Burkholderia multivorans requires species‐specific GltJK for entry of a contact‐dependent growth inhibition system protein

Interbacterial antagonism and communication are driving forces behind microbial community development. In many Gram‐negative bacteria, contact‐dependent growth inhibition (CDI) systems contribute to these microbial interactions. CDI systems deliver the toxic C‐terminus of a large surface exposed protein to the cytoplasm of neighboring bacteria upon cell−contact. Termed the BcpA‐CT, import of this toxic effector domain is mediated by specific, yet largely unknown receptors on the recipient cell outer and inner membranes. In this study, we demonstrated that cytoplasmic membrane proteins GltJK, components of a predicted ABC‐type transporter, are required for entry of CDI system protein BcpA‐2 into Burkholderia multivorans recipient cells. Consistent with current CDI models, gltJK were also required for recipient cell susceptibility to a distinct BcpA‐CT that shared sequences within the predicted “translocation domain” of BcpA‐2. Strikingly, this translocation domain showed low sequence identity to the analogous region of an Escherichia coli GltJK‐utilizing CDI system protein. Our results demonstrated that recipient bacteria expressing E. coli gltJK were resistant to BcpA‐2‐mediated interbacterial antagonism, suggesting that BcpA‐2 specifically recognizes Burkholderia GltJK. Using a series of chimeric proteins, the specificity determinant was mapped to Burkholderia‐specific sequences at the GltK C‐terminus, providing insight into BcpA transport across the recipient cell cytoplasmic membrane.
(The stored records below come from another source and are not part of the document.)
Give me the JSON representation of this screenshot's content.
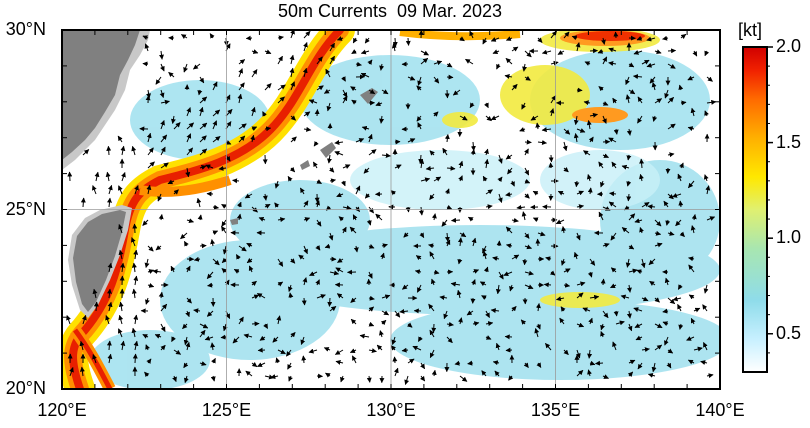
{
  "title": "50m Currents  09 Mar. 2023",
  "map": {
    "lon_range": [
      120,
      140
    ],
    "lat_range": [
      20,
      30
    ],
    "lat_ticks": [
      {
        "value": 30,
        "label": "30°N"
      },
      {
        "value": 25,
        "label": "25°N"
      },
      {
        "value": 20,
        "label": "20°N"
      }
    ],
    "lon_ticks": [
      {
        "value": 120,
        "label": "120°E"
      },
      {
        "value": 125,
        "label": "125°E"
      },
      {
        "value": 130,
        "label": "130°E"
      },
      {
        "value": 135,
        "label": "135°E"
      },
      {
        "value": 140,
        "label": "140°E"
      }
    ],
    "gridlines": true,
    "land_color": "#808080",
    "land_light_color": "#c8c8c8"
  },
  "colorbar": {
    "unit": "[kt]",
    "min": 0.3,
    "max": 2.0,
    "ticks": [
      {
        "value": 2.0,
        "label": "2.0"
      },
      {
        "value": 1.5,
        "label": "1.5"
      },
      {
        "value": 1.0,
        "label": "1.0"
      },
      {
        "value": 0.5,
        "label": "0.5"
      }
    ],
    "colors": [
      "#ffffff",
      "#c8f0ff",
      "#8fdcea",
      "#a8e6b0",
      "#e0f070",
      "#ffe800",
      "#ffb000",
      "#ff6a00",
      "#f02000",
      "#d00000"
    ]
  }
}
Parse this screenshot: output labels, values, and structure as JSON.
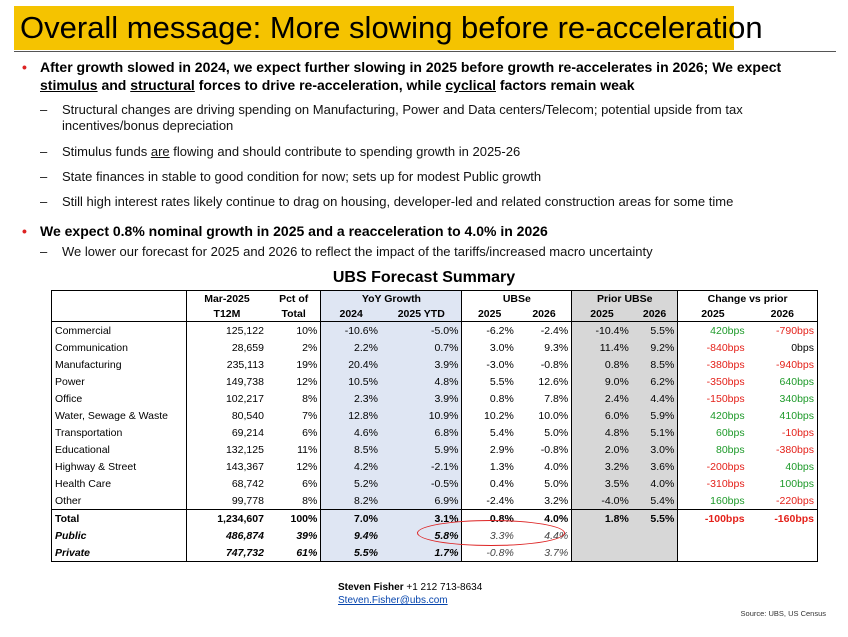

Contact‐dependent growth inhibition systems mediate inter‐bacterial antagonism by delivering toxic effectors to neighboring bacteria. This study identifies inner membrane proteins GltJK as a likely receptor for recipient cell import of a Burkholderia multivorans CDI system effector, BcpA‐2. Specificity of the receptor is mapped to the GltK C‐terminus, suggesting that this region plays an important role in the translocation of BcpA‐2 across the recipient bacterium cytoplasmic membrane.